Software program builders and operations groups proceed to undertake DevOps and different agile methodologies in addition to automation and low-code providers, however they nonetheless battle with safety, the fallout of the COVID-19 pandemic, and a scarcity of expert safety employees, in response to a newly revealed annual survey from GitLab.
DevSecOps ends in higher code high quality, greater developer productiveness, and improved operational effectivity, in response to the survey of greater than 5,000 software program builders, operations specialists, and utility safety professionals. Safety nonetheless is an issue, nonetheless. Whereas greater than half (57%) of these surveyed thought of safety to be a efficiency metric, almost the identical quantity mentioned it was “troublesome to get devs to truly prioritize fixing code vulnerabilities.”
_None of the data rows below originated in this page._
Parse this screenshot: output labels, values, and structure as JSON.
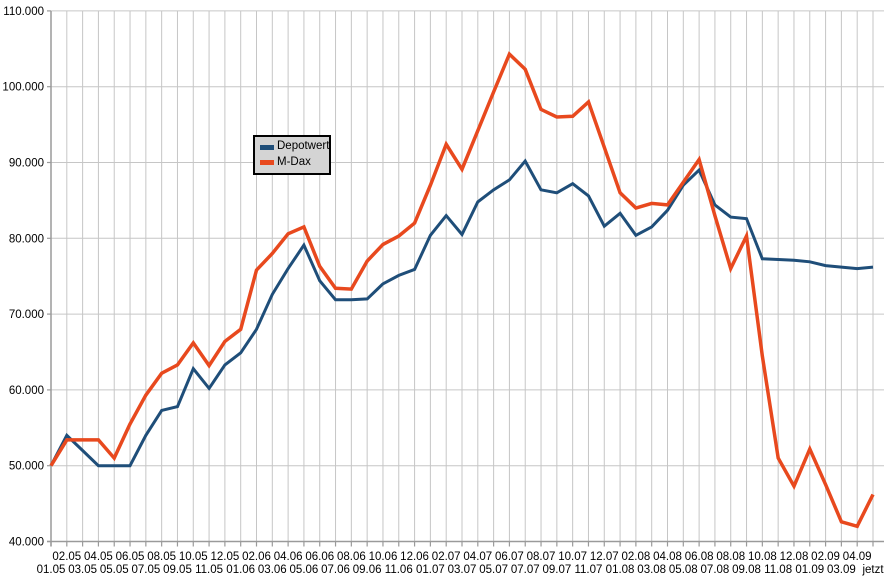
{
  "chart_data": {
    "type": "line",
    "title": "",
    "xlabel": "",
    "ylabel": "",
    "grid": true,
    "legend_position": "upper-left-inside",
    "ylim": [
      40000,
      110000
    ],
    "ytick_labels": [
      "40.000",
      "50.000",
      "60.000",
      "70.000",
      "80.000",
      "90.000",
      "100.000",
      "110.000"
    ],
    "categories": [
      "01.05",
      "02.05",
      "03.05",
      "04.05",
      "05.05",
      "06.05",
      "07.05",
      "08.05",
      "09.05",
      "10.05",
      "11.05",
      "12.05",
      "01.06",
      "02.06",
      "03.06",
      "04.06",
      "05.06",
      "06.06",
      "07.06",
      "08.06",
      "09.06",
      "10.06",
      "11.06",
      "12.06",
      "01.07",
      "02.07",
      "03.07",
      "04.07",
      "05.07",
      "06.07",
      "07.07",
      "08.07",
      "09.07",
      "10.07",
      "11.07",
      "12.07",
      "01.08",
      "02.08",
      "03.08",
      "04.08",
      "05.08",
      "06.08",
      "07.08",
      "08.08",
      "09.08",
      "10.08",
      "11.08",
      "12.08",
      "01.09",
      "02.09",
      "03.09",
      "04.09",
      "jetzt"
    ],
    "series": [
      {
        "name": "Depotwert",
        "color": "#1f4e79",
        "stroke_width": 3,
        "values": [
          50000,
          54000,
          52000,
          50000,
          50000,
          50000,
          54000,
          57300,
          57800,
          62800,
          60200,
          63300,
          64900,
          68000,
          72600,
          76000,
          79100,
          74400,
          71900,
          71900,
          72000,
          74000,
          75100,
          75900,
          80400,
          83000,
          80500,
          84800,
          86400,
          87700,
          90200,
          86400,
          86000,
          87200,
          85600,
          81600,
          83300,
          80400,
          81500,
          83700,
          87000,
          89000,
          84400,
          82800,
          82600,
          77300,
          77200,
          77100,
          76900,
          76400,
          76200,
          76000,
          76200
        ]
      },
      {
        "name": "M-Dax",
        "color": "#e8491e",
        "stroke_width": 3.5,
        "values": [
          50000,
          53400,
          53400,
          53400,
          51000,
          55500,
          59300,
          62200,
          63300,
          66200,
          63200,
          66400,
          68000,
          75800,
          78000,
          80600,
          81500,
          76300,
          73400,
          73300,
          77000,
          79200,
          80300,
          82000,
          87000,
          92400,
          89100,
          94200,
          99300,
          104300,
          102300,
          97000,
          96000,
          96100,
          98000,
          92000,
          86000,
          84000,
          84600,
          84400,
          87400,
          90400,
          83000,
          76000,
          80300,
          64500,
          51000,
          47300,
          52200,
          47500,
          42600,
          42000,
          46200
        ]
      }
    ]
  },
  "legend": {
    "items": [
      {
        "label": "Depotwert",
        "color": "#1f4e79"
      },
      {
        "label": "M-Dax",
        "color": "#e8491e"
      }
    ]
  },
  "style": {
    "background": "#ffffff",
    "gridline_color": "#c6c6c6",
    "axis_color": "#9a9a9a",
    "label_color": "#000000",
    "legend_background": "#d4d4d4",
    "legend_border": "#000000"
  }
}
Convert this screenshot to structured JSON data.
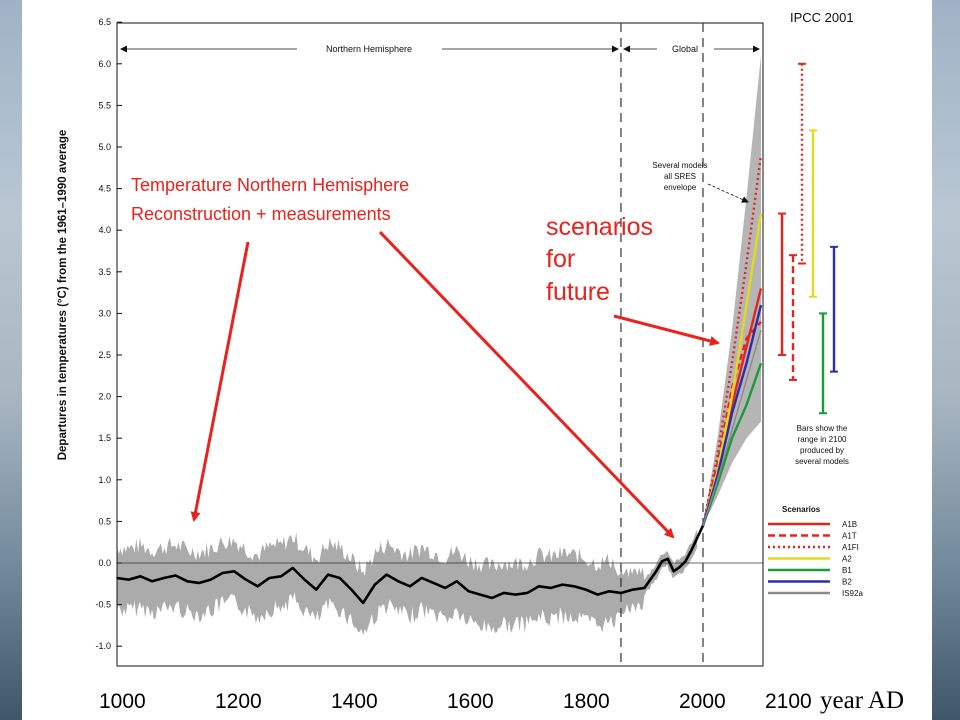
{
  "source": "IPCC 2001",
  "annotations": {
    "reconstruction_line1": "Temperature Northern Hemisphere",
    "reconstruction_line2": "Reconstruction + measurements",
    "scenarios_line1": "scenarios",
    "scenarios_line2": "for",
    "scenarios_line3": "future",
    "envelope_line1": "Several models",
    "envelope_line2": "all SRES",
    "envelope_line3": "envelope",
    "bars_line1": "Bars show the",
    "bars_line2": "range in 2100",
    "bars_line3": "produced by",
    "bars_line4": "several models",
    "x_unit": "year AD"
  },
  "colors": {
    "arrow_red": "#e8221c",
    "gray_band": "#a6a6a6",
    "A1B": "#e8221c",
    "A1T": "#e8221c",
    "A1FI": "#e8221c",
    "A2": "#e6d81e",
    "B1": "#1a9a3a",
    "B2": "#2a2fa8",
    "IS92a": "#8a8a8a"
  },
  "chart_data": {
    "type": "line",
    "ylabel": "Departures in temperatures (°C) from the 1961–1990 average",
    "xlabel": "year AD",
    "ylim": [
      -1.2,
      6.5
    ],
    "xlim": [
      1000,
      2100
    ],
    "y_ticks": [
      "6.5",
      "6.0",
      "5.5",
      "5.0",
      "4.5",
      "4.0",
      "3.5",
      "3.0",
      "2.5",
      "2.0",
      "1.5",
      "1.0",
      "0.5",
      "0.0",
      "-0.5",
      "-1.0"
    ],
    "x_ticks": [
      "1000",
      "1200",
      "1400",
      "1600",
      "1800",
      "2000",
      "2100"
    ],
    "grid": false,
    "region_labels": [
      "Northern Hemisphere",
      "Global"
    ],
    "region_boundary": 1860,
    "present_marker": 2000,
    "reconstruction": {
      "x": [
        1000,
        1020,
        1040,
        1060,
        1080,
        1100,
        1120,
        1140,
        1160,
        1180,
        1200,
        1220,
        1240,
        1260,
        1280,
        1300,
        1320,
        1340,
        1360,
        1380,
        1400,
        1420,
        1440,
        1460,
        1480,
        1500,
        1520,
        1540,
        1560,
        1580,
        1600,
        1620,
        1640,
        1660,
        1680,
        1700,
        1720,
        1740,
        1760,
        1780,
        1800,
        1820,
        1840,
        1860,
        1880,
        1900,
        1920,
        1930,
        1940,
        1950,
        1960,
        1970,
        1980,
        1990,
        2000
      ],
      "values": [
        -0.18,
        -0.2,
        -0.16,
        -0.22,
        -0.18,
        -0.15,
        -0.22,
        -0.24,
        -0.2,
        -0.12,
        -0.1,
        -0.2,
        -0.28,
        -0.18,
        -0.16,
        -0.06,
        -0.2,
        -0.32,
        -0.14,
        -0.18,
        -0.32,
        -0.48,
        -0.26,
        -0.14,
        -0.22,
        -0.28,
        -0.18,
        -0.24,
        -0.3,
        -0.22,
        -0.34,
        -0.38,
        -0.42,
        -0.36,
        -0.38,
        -0.36,
        -0.28,
        -0.3,
        -0.26,
        -0.28,
        -0.32,
        -0.38,
        -0.34,
        -0.36,
        -0.32,
        -0.3,
        -0.1,
        0.02,
        0.05,
        -0.1,
        -0.05,
        0.02,
        0.15,
        0.3,
        0.45
      ]
    },
    "scenarios_to_2100": {
      "x": [
        2000,
        2025,
        2050,
        2075,
        2100
      ],
      "series": [
        {
          "name": "A1B",
          "values": [
            0.45,
            1.1,
            1.9,
            2.6,
            3.3
          ]
        },
        {
          "name": "A1T",
          "values": [
            0.45,
            1.2,
            2.1,
            2.7,
            2.9
          ]
        },
        {
          "name": "A1FI",
          "values": [
            0.45,
            1.3,
            2.4,
            3.6,
            4.9
          ]
        },
        {
          "name": "A2",
          "values": [
            0.45,
            1.1,
            2.0,
            3.1,
            4.2
          ]
        },
        {
          "name": "B1",
          "values": [
            0.45,
            0.95,
            1.5,
            1.9,
            2.4
          ]
        },
        {
          "name": "B2",
          "values": [
            0.45,
            1.05,
            1.8,
            2.4,
            3.1
          ]
        },
        {
          "name": "IS92a",
          "values": [
            0.45,
            1.0,
            1.6,
            2.2,
            2.8
          ]
        }
      ],
      "envelope_low": [
        0.45,
        0.8,
        1.2,
        1.5,
        1.7
      ],
      "envelope_high": [
        0.45,
        1.5,
        2.8,
        4.4,
        6.1
      ]
    },
    "range_bars_2100": [
      {
        "name": "A1B",
        "low": 2.5,
        "high": 4.2,
        "style": "solid"
      },
      {
        "name": "A1T",
        "low": 2.2,
        "high": 3.7,
        "style": "dashed"
      },
      {
        "name": "A1FI",
        "low": 3.6,
        "high": 6.0,
        "style": "dotted"
      },
      {
        "name": "A2",
        "low": 3.2,
        "high": 5.2,
        "style": "solid"
      },
      {
        "name": "B1",
        "low": 1.8,
        "high": 3.0,
        "style": "solid"
      },
      {
        "name": "B2",
        "low": 2.3,
        "high": 3.8,
        "style": "solid"
      }
    ],
    "legend": {
      "title": "Scenarios",
      "entries": [
        {
          "name": "A1B",
          "style": "solid"
        },
        {
          "name": "A1T",
          "style": "dashed"
        },
        {
          "name": "A1FI",
          "style": "dotted"
        },
        {
          "name": "A2",
          "style": "solid"
        },
        {
          "name": "B1",
          "style": "solid"
        },
        {
          "name": "B2",
          "style": "solid"
        },
        {
          "name": "IS92a",
          "style": "solid"
        }
      ]
    }
  }
}
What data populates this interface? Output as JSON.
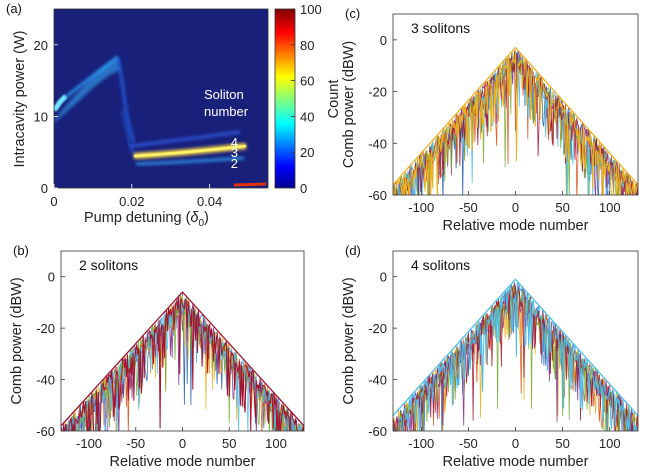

The survey carried out by the toolchain supplier underscores that every one individuals within the improvement and deployment course of nonetheless want to enhance the communications and relationships between teams, says Johnathan Hunt, vice chairman of data safety and cybersecurity at GitLab.
“Getting builders and safety professionals to work higher collectively requires a culture-first strategy to software program improvement via the creation of a DevOps tradition,” Hunt says. “A DevOps platform lends itself nicely to this strategy by granting organizations seamless collaboration throughout DevSecOps groups, shared possession of safety and compliance, and strategic makes use of of applied sciences similar to automation and AI/ML.”
Combine and Match
The survey discovered that no single dominant strategy to software program improvement exists, and most groups use a mixture of approaches. Whereas a majority of improvement groups (47%) used DevOps and DevSecOps, different agile approaches accounted for important shares as nicely: 34% of groups used Scrum, 24% used Kanban, and 29% used Lean methodologies. Groups even expanded their use of Waterfall improvement, with greater than 1 / 4 (26%) adopting that strategy.
“DevOps groups will not be limiting themselves to any a method of working,” Hunt says. “They’re versatile and prepared to regulate their approaches to fulfill numerous enterprise and undertaking wants.”
The rise in agile approaches to software program improvement and deployment has resulted in quicker deployment of software program. Seven in 10 survey respondents mentioned their groups deploy not less than as soon as each few days or extra steadily, a soar of 11 factors from 2021. Integrating automated testing, deployment, and safety controls into the event pipeline is a key consider dashing utility deployment, with almost half (47%) of groups asserting that their testing is totally automated at present, up from 25% in 2021.
The adoption of low-code and no-code APIs for improvement has additionally made groups extra environment friendly. Two-thirds (66%) of survey takers are utilizing not less than one low-code or no-code software of their DevOps apply, a major enhance from the 25% of these surveyed in 2021.
But the increasing variety of choices for improvement, deployment, and securing of software program has resulted in additional confusion, main DevOps groups to look to simplify their pipeline and toolsets, GitLab’s examine discovered. Whereas 44% of DevOps groups use two to 5 instruments to handle the software program improvement course of, 41% use between six and 10 instruments.
“That is loads of instruments, and 69% of survey takers informed us they’d prefer to consolidate their toolchains,” GitLab said within the survey report.
AI and Machine Studying ‘On the Rise’
Synthetic intelligence and machine-learning applied sciences have seen blended adoption amongst builders and application-security specialists. Whereas AI/ML is on the backside of the checklist of priorities for builders’ future careers, a majority of safety professionals (54%) mentioned AI/ML will assist them most of their future careers. AI/ML notably fits the safety area. For instance, AI/ML techniques will be educated to detect and reply to threats, generate alerts, and set off rule units.
“However AI/ML is much from falling off of builders’ radars. The truth is, its use is on the rise,” Hunt says, including: “That is particularly useful in the case of detecting and defending towards assaults and malicious actors, since safety professionals can’t watch each packet and connection that transverses a community.”
Safety continues to take a bigger position within the software program improvement pipeline, with 57% of firms shifting safety duty “left” and making builders extra chargeable for the vulnerabilities of their code. But there may be nonetheless a methods to go, with a major variety of builders blaming safety for delays and the division of duty for software program safety very a lot in flux.
“Whereas dev and ops are taking over a bigger share of safety possession, it isn’t so easy on the sec crew,” GitLab said within the report. “In 2020 and 2021, the share of safety professionals who mentioned they had been totally chargeable for safety was roughly the identical as those that mentioned everybody was accountable.”